Aiming conversations with almost 600 threads was started early in 2012, most of those threads
would have normally been started in the main forum.

gr. Dave
 

Poolplaya9

Tellin' it like it is...
Silver Member
Sure do, pretty easy to get.

In 2014 4158 threads in the main forum (130 days), roughly 11.700 for the whole of 2014
In 2013 10370 threads were started in the main forum
in 2012 10033 threads were started in the main forum
in 2011 10920 threads were started in the main forum
in 2010 11824 threads were started in the main forum
in 2009 12289 threads were started in the main forum
in 2008 12598 threads were started in the main forum

So again this is pretty stable, espescially since many sub forums didn't exist before.
As an example, the Ask the instructor forum has over 1500 threads but wasn't started until april 2009.
Aiming conversations with almost 600 threads was started early in 2012, most of those threads
would have normally been started in the main forum.

gr. Dave

Thanks for the info. The number of threads in the main forum does show a trend of dropping for sure, but not enough to ever really be noticeable without the stats IMO. Have total posts in the main forum remained relatively stable as well (I know total posts for all sub-forums combined has remained pretty stable)? If so we can probably conclude what someone has already said. It just seems like less to those that have been around for a while since they have seen most things over and over. And perhaps the content quality could have dropped as well, further making it seem like there are less posts/threads when that isn't really the reality. Thanks again for the info. By the way, how did you get those stats?
 

JoeyA

Efren's Mini-Tourn BACKER
Silver Member
It's a personal choice, really. You go where you get the best experience. For some, that's pure AZBilliards, because they can remain anonymous. For others, it's Facebook and Twitter because of the self-administration and moderation abilities (e.g. you are fully in control over who can see and respond to your stuff).

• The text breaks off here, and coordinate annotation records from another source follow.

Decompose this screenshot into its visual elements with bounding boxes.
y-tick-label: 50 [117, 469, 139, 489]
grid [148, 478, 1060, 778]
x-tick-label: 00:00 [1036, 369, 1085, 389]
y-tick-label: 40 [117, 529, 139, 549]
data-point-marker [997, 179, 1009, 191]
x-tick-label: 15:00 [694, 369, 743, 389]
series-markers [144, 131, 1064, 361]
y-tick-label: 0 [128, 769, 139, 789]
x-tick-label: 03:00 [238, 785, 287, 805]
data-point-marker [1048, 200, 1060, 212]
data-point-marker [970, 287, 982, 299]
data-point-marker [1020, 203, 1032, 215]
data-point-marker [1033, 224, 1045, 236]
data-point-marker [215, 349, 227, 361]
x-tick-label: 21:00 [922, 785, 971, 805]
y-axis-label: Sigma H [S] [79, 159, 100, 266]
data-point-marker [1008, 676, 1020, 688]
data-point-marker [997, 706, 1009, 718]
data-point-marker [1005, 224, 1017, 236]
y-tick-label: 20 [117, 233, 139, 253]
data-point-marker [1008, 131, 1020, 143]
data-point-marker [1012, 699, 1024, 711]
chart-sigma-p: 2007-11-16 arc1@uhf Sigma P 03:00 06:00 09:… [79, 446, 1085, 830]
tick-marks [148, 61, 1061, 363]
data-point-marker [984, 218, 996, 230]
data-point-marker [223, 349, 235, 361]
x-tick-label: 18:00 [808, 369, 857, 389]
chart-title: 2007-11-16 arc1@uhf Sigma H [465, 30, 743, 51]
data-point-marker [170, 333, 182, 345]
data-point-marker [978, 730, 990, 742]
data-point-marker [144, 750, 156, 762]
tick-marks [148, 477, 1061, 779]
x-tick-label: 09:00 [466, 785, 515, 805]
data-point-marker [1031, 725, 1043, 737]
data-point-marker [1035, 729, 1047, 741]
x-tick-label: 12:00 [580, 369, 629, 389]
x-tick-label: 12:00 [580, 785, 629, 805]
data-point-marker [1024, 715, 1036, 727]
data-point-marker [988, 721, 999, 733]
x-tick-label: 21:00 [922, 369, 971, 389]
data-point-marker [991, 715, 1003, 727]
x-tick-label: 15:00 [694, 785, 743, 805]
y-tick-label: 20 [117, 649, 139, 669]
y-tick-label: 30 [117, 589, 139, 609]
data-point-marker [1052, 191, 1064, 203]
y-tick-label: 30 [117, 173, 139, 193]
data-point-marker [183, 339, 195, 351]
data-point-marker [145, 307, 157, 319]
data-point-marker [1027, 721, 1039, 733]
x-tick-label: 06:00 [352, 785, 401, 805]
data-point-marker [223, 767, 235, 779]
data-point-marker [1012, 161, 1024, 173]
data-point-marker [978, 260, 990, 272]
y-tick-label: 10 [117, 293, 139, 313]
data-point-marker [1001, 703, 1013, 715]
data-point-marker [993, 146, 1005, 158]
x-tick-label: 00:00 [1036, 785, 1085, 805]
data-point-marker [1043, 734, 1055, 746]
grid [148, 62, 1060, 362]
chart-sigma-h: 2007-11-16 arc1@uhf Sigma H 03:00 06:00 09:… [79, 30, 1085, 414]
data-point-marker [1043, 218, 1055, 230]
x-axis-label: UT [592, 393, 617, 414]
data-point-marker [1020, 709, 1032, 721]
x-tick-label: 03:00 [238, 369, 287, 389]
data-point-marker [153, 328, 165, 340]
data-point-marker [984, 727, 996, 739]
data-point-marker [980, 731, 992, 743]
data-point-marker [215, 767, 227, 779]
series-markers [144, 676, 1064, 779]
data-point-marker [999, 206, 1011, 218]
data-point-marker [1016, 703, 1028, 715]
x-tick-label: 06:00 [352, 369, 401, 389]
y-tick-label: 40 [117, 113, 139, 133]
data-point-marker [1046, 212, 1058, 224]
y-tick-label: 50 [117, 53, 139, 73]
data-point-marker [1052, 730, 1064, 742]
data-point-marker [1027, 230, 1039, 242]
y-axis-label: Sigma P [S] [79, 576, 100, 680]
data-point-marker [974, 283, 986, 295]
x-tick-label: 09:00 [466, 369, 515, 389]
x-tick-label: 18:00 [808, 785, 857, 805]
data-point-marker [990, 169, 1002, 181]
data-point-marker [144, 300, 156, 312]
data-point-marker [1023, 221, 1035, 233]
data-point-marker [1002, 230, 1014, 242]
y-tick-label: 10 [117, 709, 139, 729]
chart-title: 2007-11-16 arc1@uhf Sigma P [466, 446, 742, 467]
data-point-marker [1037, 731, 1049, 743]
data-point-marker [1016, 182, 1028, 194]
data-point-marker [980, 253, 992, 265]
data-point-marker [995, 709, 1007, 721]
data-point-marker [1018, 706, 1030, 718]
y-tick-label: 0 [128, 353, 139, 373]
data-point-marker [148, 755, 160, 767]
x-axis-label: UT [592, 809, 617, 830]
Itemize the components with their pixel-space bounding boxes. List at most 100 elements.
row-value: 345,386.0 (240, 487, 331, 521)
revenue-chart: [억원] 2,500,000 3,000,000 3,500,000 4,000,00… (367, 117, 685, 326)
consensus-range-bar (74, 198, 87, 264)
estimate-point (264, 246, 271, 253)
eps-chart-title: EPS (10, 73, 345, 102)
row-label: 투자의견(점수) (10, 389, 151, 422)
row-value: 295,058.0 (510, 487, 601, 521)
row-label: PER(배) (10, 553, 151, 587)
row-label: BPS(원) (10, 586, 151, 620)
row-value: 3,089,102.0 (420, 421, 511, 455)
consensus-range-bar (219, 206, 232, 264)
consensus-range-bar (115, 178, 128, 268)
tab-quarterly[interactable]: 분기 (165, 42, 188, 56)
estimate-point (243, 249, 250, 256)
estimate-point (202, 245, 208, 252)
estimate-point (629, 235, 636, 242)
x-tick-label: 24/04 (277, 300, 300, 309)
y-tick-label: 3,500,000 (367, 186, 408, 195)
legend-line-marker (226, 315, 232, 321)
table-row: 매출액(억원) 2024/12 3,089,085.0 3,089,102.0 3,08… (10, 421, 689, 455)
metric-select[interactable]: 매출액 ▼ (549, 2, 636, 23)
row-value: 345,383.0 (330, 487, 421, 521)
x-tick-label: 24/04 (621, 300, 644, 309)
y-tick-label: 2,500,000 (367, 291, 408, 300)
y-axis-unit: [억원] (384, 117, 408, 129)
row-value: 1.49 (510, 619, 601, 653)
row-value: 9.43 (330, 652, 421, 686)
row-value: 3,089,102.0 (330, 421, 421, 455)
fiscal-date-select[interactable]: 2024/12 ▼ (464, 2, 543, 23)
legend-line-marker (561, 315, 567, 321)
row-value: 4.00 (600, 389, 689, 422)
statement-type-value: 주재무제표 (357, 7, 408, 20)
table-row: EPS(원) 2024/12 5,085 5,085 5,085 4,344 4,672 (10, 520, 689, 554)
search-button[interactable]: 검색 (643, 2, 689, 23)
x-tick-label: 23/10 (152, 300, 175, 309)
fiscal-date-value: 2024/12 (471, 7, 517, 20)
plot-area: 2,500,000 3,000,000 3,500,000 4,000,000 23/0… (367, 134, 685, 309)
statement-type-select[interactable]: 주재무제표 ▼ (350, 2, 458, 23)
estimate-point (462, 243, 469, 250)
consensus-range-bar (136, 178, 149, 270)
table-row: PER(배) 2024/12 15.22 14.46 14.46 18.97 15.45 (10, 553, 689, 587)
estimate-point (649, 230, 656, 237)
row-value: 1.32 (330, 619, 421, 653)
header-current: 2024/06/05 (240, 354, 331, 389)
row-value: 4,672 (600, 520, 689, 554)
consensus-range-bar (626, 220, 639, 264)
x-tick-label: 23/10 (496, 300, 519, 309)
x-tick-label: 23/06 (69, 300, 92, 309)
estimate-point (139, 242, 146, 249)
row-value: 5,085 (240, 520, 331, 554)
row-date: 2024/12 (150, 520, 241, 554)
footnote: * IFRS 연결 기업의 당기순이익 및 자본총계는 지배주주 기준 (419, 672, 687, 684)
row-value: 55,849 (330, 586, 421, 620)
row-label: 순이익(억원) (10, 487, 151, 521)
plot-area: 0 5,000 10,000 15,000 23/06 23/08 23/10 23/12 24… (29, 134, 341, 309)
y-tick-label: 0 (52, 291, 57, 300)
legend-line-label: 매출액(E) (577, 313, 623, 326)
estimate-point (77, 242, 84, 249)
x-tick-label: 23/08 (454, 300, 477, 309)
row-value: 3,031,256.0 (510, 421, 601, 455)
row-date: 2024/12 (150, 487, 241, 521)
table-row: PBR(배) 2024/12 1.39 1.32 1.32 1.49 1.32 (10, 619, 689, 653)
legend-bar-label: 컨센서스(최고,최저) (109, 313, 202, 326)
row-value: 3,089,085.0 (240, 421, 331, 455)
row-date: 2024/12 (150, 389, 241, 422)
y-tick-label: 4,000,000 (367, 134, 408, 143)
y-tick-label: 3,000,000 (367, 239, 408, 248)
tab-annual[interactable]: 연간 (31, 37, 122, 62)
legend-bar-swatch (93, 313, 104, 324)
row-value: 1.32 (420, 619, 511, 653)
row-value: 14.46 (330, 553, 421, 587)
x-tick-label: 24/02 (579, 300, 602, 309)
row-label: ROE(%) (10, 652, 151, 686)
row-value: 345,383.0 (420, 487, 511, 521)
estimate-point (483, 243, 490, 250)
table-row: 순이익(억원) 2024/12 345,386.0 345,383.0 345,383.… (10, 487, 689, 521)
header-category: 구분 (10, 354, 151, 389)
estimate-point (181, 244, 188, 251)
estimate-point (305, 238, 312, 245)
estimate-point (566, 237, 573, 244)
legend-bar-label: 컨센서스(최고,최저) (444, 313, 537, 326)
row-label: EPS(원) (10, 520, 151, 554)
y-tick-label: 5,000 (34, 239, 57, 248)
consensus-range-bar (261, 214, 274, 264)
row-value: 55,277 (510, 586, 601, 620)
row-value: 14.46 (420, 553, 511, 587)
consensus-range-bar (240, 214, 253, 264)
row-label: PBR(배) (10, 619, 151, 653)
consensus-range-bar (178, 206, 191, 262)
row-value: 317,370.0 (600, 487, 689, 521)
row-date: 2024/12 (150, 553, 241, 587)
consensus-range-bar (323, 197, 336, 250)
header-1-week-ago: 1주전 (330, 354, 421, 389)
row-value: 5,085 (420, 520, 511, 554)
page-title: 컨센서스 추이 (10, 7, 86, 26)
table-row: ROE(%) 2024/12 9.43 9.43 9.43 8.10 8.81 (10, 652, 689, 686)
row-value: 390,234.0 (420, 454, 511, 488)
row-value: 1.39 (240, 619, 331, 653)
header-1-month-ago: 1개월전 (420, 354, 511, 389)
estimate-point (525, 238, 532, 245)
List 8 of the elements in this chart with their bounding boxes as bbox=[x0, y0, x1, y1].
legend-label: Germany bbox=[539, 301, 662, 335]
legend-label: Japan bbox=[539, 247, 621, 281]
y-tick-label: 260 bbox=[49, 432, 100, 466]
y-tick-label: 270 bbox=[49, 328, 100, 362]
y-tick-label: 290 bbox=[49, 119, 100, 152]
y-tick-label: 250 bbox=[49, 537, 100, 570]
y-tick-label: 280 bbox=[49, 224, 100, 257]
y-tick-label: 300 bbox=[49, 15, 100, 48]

I've worked in I.T. since the 1980s -- during the Internet boom -- and I've seen technologies come and go, blossom or die on the vine, fads or to-become founding technologies, etc.

I've used all these technologies (because I have to) and some I just don't spend much time on. For me, Facebook and AZB are my "go-to" technologies. I don't use my Twitter account much at all, because it's too invasive / interruptive. I want to go to my personal-use technology when I want to; I don't want my personal-use technology constantly interrupting me, because I get enough of that crap just as a matter of course in my job.

I treat AZB as a morning newspaper of sorts. I sit down with it over a cup of coffee. I peruse, read, enjoy, and post on occasion (not nearly as much as I used to). And here's the key -- I don't take it too seriously. Those that are whining here because somehow the dynamics changed for them, take it w-a-y too seriously. If you take forum life seriously, you ARE going to get hurt, and often.

One can still be a contributor to a forum -- and benefit those that can use your information -- without being vulnerable to all the dark personas and identities here. I strive everyday to do just that -- be appreciated by those that are here for good purposes, and not be vulnerable to trolls or other mal-intentioned people.